Eddo casi creyó que se iba a desmayar.

—¿Por qué? —preguntó en un hilo de voz.

—Casi nadie compraba ya. De todas maneras, ¿no eres ya un poco mayor para juguetes?

Eddo abandonó la librería con los ojos empañados. Durante diez años había ido a comprar a la juguetería FNAFHS por lo menos una vez cada dos meses, y todos los días había parado frente al escaparate a ver a los nuevos muñecos que traían. Y ahora... ahora no quedaba nada...

Sacudió la cabeza y retomó la caminata.

No, sí que tenía que quedar algo. Sus juguetes debían seguir allí. No podía haberlos perdido. Aceleró el paso, deseando volver a su casa.

—¡Eddo!

La madre de la niña abrazó a su hija, muy emocionada. La nombrada le devolvió el abrazo, muy alegre de verla de nuevo.

—Por Dios, cuánto has crecido. Deja que te vea.

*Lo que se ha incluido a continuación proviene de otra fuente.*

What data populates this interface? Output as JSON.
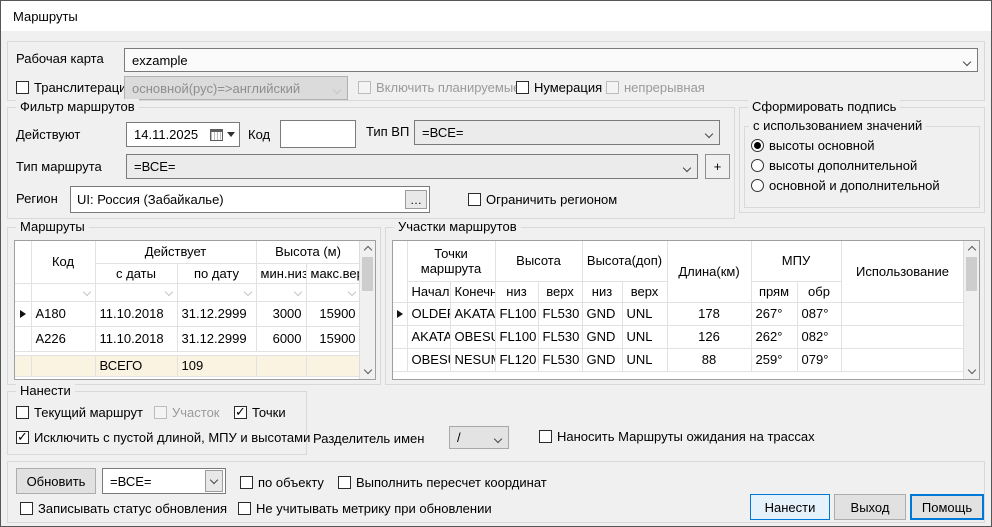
{
  "colors": {
    "accent": "#0078d7",
    "summary_row_bg": "#faf3e1",
    "primary_button_bg": "#e5f1fb"
  },
  "window": {
    "title": "Маршруты"
  },
  "top": {
    "working_map_label": "Рабочая карта",
    "working_map_value": "exzample",
    "transliteration_label": "Транслитерация",
    "transliteration_checked": false,
    "transliteration_value": "основной(рус)=>английский",
    "include_planned_label": "Включить планируемые",
    "include_planned_checked": false,
    "numbering_label": "Нумерация",
    "numbering_checked": false,
    "continuous_label": "непрерывная",
    "continuous_checked": false
  },
  "filter": {
    "group_label": "Фильтр маршрутов",
    "valid_label": "Действуют",
    "valid_date": "14.11.2025",
    "code_label": "Код",
    "code_value": "",
    "vp_type_label": "Тип ВП",
    "vp_type_value": "=ВСЕ=",
    "route_type_label": "Тип маршрута",
    "route_type_value": "=ВСЕ=",
    "add_button": "+",
    "region_label": "Регион",
    "region_value": "UI: Россия (Забайкалье)",
    "region_browse": "…",
    "limit_region_label": "Ограничить регионом",
    "limit_region_checked": false
  },
  "signature": {
    "group_label": "Сформировать подпись",
    "subgroup_label": "с использованием значений",
    "options": [
      {
        "label": "высоты основной",
        "selected": true
      },
      {
        "label": "высоты дополнительной",
        "selected": false
      },
      {
        "label": "основной и дополнительной",
        "selected": false
      }
    ]
  },
  "routes_table": {
    "group_label": "Маршруты",
    "col_code": "Код",
    "col_valid": "Действует",
    "col_from": "с даты",
    "col_to": "по дату",
    "col_height": "Высота (м)",
    "col_min": "мин.низ",
    "col_max": "макс.верх",
    "rows": [
      {
        "code": "А180",
        "from": "11.10.2018",
        "to": "31.12.2999",
        "min": "3000",
        "max": "15900"
      },
      {
        "code": "А226",
        "from": "11.10.2018",
        "to": "31.12.2999",
        "min": "6000",
        "max": "15900"
      }
    ],
    "summary_label": "ВСЕГО",
    "summary_value": "109"
  },
  "segments_table": {
    "group_label": "Участки маршрутов",
    "col_points": "Точки маршрута",
    "col_start": "Начальная",
    "col_end": "Конечная",
    "col_height": "Высота",
    "col_height_add": "Высота(доп)",
    "col_low": "низ",
    "col_high": "верх",
    "col_length": "Длина(км)",
    "col_mpu": "МПУ",
    "col_fwd": "прям",
    "col_back": "обр",
    "col_usage": "Использование",
    "rows": [
      {
        "start": "OLDEP",
        "end": "AKATA",
        "low": "FL100",
        "high": "FL530",
        "low2": "GND",
        "high2": "UNL",
        "length": "178",
        "fwd": "267°",
        "back": "087°",
        "usage": ""
      },
      {
        "start": "AKATA",
        "end": "OBESU",
        "low": "FL100",
        "high": "FL530",
        "low2": "GND",
        "high2": "UNL",
        "length": "126",
        "fwd": "262°",
        "back": "082°",
        "usage": ""
      },
      {
        "start": "OBESU",
        "end": "NESUM",
        "low": "FL120",
        "high": "FL530",
        "low2": "GND",
        "high2": "UNL",
        "length": "88",
        "fwd": "259°",
        "back": "079°",
        "usage": ""
      }
    ]
  },
  "draw": {
    "group_label": "Нанести",
    "current_route_label": "Текущий маршрут",
    "current_route_checked": false,
    "segment_label": "Участок",
    "segment_checked": false,
    "points_label": "Точки",
    "points_checked": true,
    "exclude_label": "Исключить с пустой длиной, МПУ и высотами",
    "exclude_checked": true,
    "separator_label": "Разделитель имен",
    "separator_value": "/",
    "holding_label": "Наносить Маршруты ожидания на трассах",
    "holding_checked": false
  },
  "update": {
    "update_button": "Обновить",
    "scope_value": "=ВСЕ=",
    "by_object_label": "по объекту",
    "by_object_checked": false,
    "recalc_label": "Выполнить пересчет координат",
    "recalc_checked": false,
    "write_status_label": "Записывать статус обновления",
    "write_status_checked": false,
    "ignore_metric_label": "Не учитывать метрику при обновлении",
    "ignore_metric_checked": false
  },
  "footer": {
    "draw_button": "Нанести",
    "exit_button": "Выход",
    "help_button": "Помощь"
  }
}
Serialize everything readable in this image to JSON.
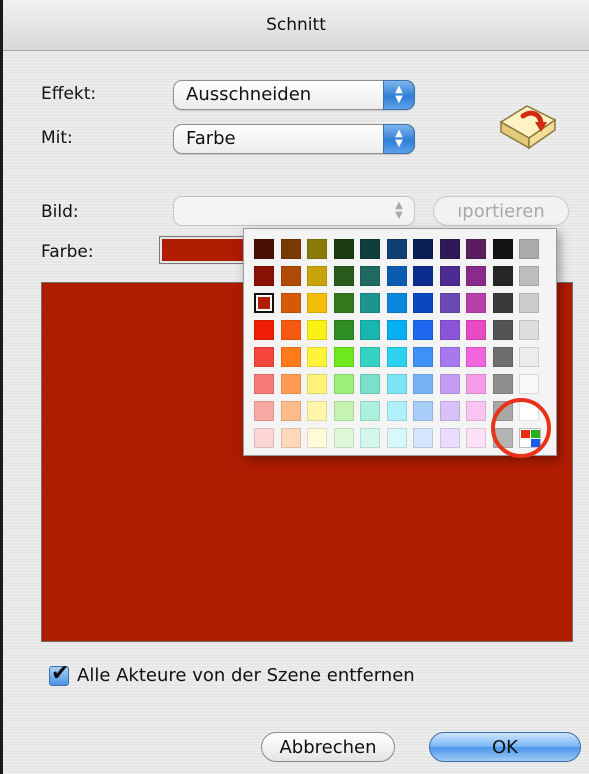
{
  "dialog": {
    "title": "Schnitt"
  },
  "effect": {
    "label": "Effekt:",
    "value": "Ausschneiden"
  },
  "with": {
    "label": "Mit:",
    "value": "Farbe"
  },
  "image": {
    "label": "Bild:",
    "value": "",
    "import_label": "ıportieren"
  },
  "color": {
    "label": "Farbe:",
    "value_hex": "#b01c00"
  },
  "palette": {
    "selected_row": 2,
    "selected_col": 0,
    "rows": [
      [
        "#4a0f06",
        "#7a3a06",
        "#8a7a08",
        "#1a3a14",
        "#103e3a",
        "#0f3e73",
        "#0a1e55",
        "#2e1a58",
        "#5a1e5e",
        "#121212",
        "#ababab"
      ],
      [
        "#891204",
        "#b04a06",
        "#c8a40a",
        "#2a5a1c",
        "#1e6a60",
        "#0b5bb3",
        "#0d2d8e",
        "#4c2b93",
        "#8a2a8a",
        "#262626",
        "#bdbdbd"
      ],
      [
        "#b21c00",
        "#d45a06",
        "#f3bd0a",
        "#337a1e",
        "#1e948e",
        "#0a86dc",
        "#0a48c2",
        "#6a49b4",
        "#b840aa",
        "#3a3a3a",
        "#cdcdcd"
      ],
      [
        "#f01e06",
        "#f65a10",
        "#f9f014",
        "#2f8e22",
        "#19b5b0",
        "#06aef2",
        "#1e68f0",
        "#8a55d8",
        "#ea49c4",
        "#545454",
        "#dddddd"
      ],
      [
        "#f5453c",
        "#ff7a1a",
        "#fff43a",
        "#6ee81e",
        "#35d2c4",
        "#2cd2f0",
        "#3e92f6",
        "#a679f0",
        "#f064dc",
        "#6e6e6e",
        "#ececec"
      ],
      [
        "#f77a76",
        "#ff9a56",
        "#fff27a",
        "#9df07a",
        "#7ae0c8",
        "#7ce6f4",
        "#76b4f6",
        "#c49cf4",
        "#f59ce8",
        "#8e8e8e",
        "#f8f8f8"
      ],
      [
        "#faa8a4",
        "#ffbb8c",
        "#fff6aa",
        "#c4f4b0",
        "#aaf0dc",
        "#b0f0f8",
        "#a8cdf8",
        "#d8c0f8",
        "#f8c4f0",
        "#a8a8a8",
        "#ffffff"
      ],
      [
        "#fcd6d4",
        "#ffd8bc",
        "#fffad8",
        "#e0f8d8",
        "#d2f8ec",
        "#d8f8fc",
        "#d4e6fc",
        "#eadcfc",
        "#fce0f8",
        "#b4b4b4",
        null
      ]
    ],
    "picker_icon": "color-picker-icon",
    "highlight_color": "#e8321a"
  },
  "remove_actors": {
    "label": "Alle Akteure von der Szene entfernen",
    "checked": true
  },
  "buttons": {
    "cancel": "Abbrechen",
    "ok": "OK"
  }
}
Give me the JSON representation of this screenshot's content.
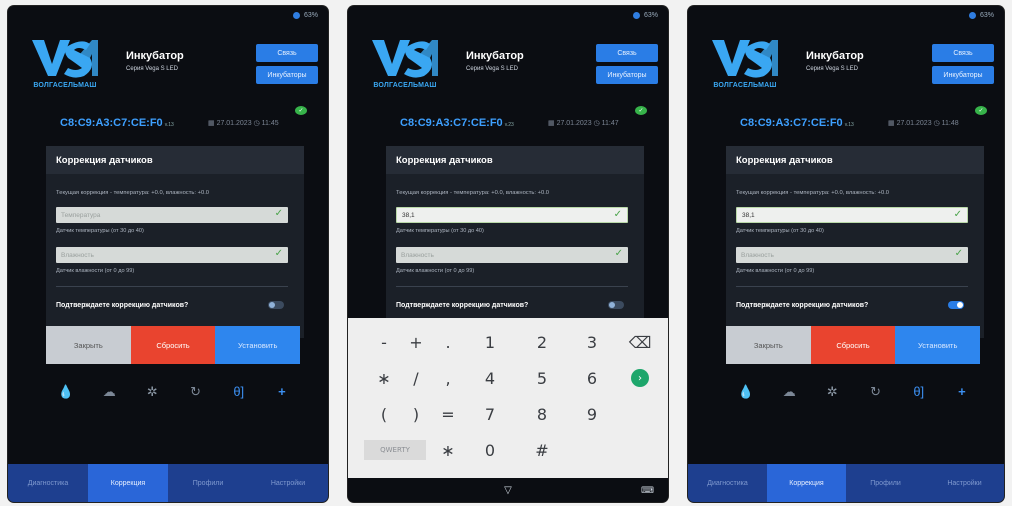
{
  "status": {
    "battery": "63%",
    "battery_p2": "63%",
    "battery_p3": "63%"
  },
  "brand": {
    "logo_text": "ВОЛГАСЕЛЬМАШ",
    "app_title": "Инкубатор",
    "app_subtitle": "Серия Vega S LED"
  },
  "header": {
    "button_link": "Связь",
    "button_incubators": "Инкубаторы",
    "mac": "C8:C9:A3:C7:CE:F0",
    "mac_suffix_p1": "v.13",
    "mac_suffix_p2": "v.23",
    "mac_suffix_p3": "v.13",
    "date": "27.01.2023",
    "time_p1": "11:45",
    "time_p2": "11:47",
    "time_p3": "11:48"
  },
  "card": {
    "title": "Коррекция датчиков",
    "current": "Текущая коррекция - температура: +0.0, влажность: +0.0",
    "temp_placeholder": "Температура",
    "temp_value": "38,1",
    "temp_hint": "Датчик температуры (от 30 до 40)",
    "hum_placeholder": "Влажность",
    "hum_hint": "Датчик влажности (от 0 до 99)",
    "confirm": "Подтверждаете коррекцию датчиков?"
  },
  "actions": {
    "close": "Закрыть",
    "reset": "Сбросить",
    "set": "Установить"
  },
  "tabs": {
    "diagnostics": "Диагностика",
    "correction": "Коррекция",
    "profiles": "Профили",
    "settings": "Настройки"
  },
  "keyboard": {
    "rows": [
      [
        "-",
        "+",
        ".",
        "1",
        "2",
        "3",
        "⌫"
      ],
      [
        "∗",
        "/",
        ",",
        "4",
        "5",
        "6",
        "›"
      ],
      [
        "(",
        ")",
        "=",
        "7",
        "8",
        "9",
        ""
      ],
      [
        "QWERTY",
        "",
        "∗",
        "0",
        "#",
        "",
        ""
      ]
    ]
  },
  "icons": [
    "water-drop-icon",
    "cloud-rain-icon",
    "fan-icon",
    "cycle-icon",
    "egg-turn-icon",
    "plus-icon"
  ],
  "colors": {
    "accent": "#2a7de6",
    "reset": "#e9442f",
    "tab_bar": "#1e3f8f"
  }
}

Las dos charlaron un rato en la entrada de la casa. La mayor tenía intención de salir con Eddo a pasear, a cenar a algún restaurante para celebrar su regreso. Pero ella, con algo de pena, le respondió que el viaje la había dejado agotada y que tan sólo quería irse a dormir. Su madre lo entendió perfectamente y se ofreció a ayudarle con el equipaje.

—Tu cuarto sigue igual de bonito que cuando lo dejaste —parloteaba la mujer mientras cargaba con la gran y pesada maleta—. Con sus paredes azules, las mismas colchas blancas y rosas... Me encargaba de limpiarlo todo cada semana para que cuando volvieras todo estuviera bien.

Eddo sintió una gran emoción el su interior. Miró a su madre, intentando que no se le notara, y tragó saliva antes de preguntar:

—¿Y mis juguetes?

Ella se extrañó ante la pregunta.

—Eddo, ¿no eres ya un poco mayor para juguetes? —dijo.

—No sé a qué te refieres.

—Bueno, yo esperaba que me ayudaras a tirarlo a tu regreso, pero... Ya veo que no.

La niña, aunque tal vez debería haberse preocupado por ese comentario, sólo abrió mucho los ojos, entusiasmada.

—¿Quieres decir que siguen ahí? —exclamó.

Habían llegado a la puerta de la habitación. Velozmente, Eddo soltó las bolsas que llevaba, y sin contener los nervios, tomó el pomo de la puerta, lo giró y empujó, encontrándose con su vieja habitación, con sus viejas paredes, sus viejas colchas, su viejo baúl... y sus viejos juguetes.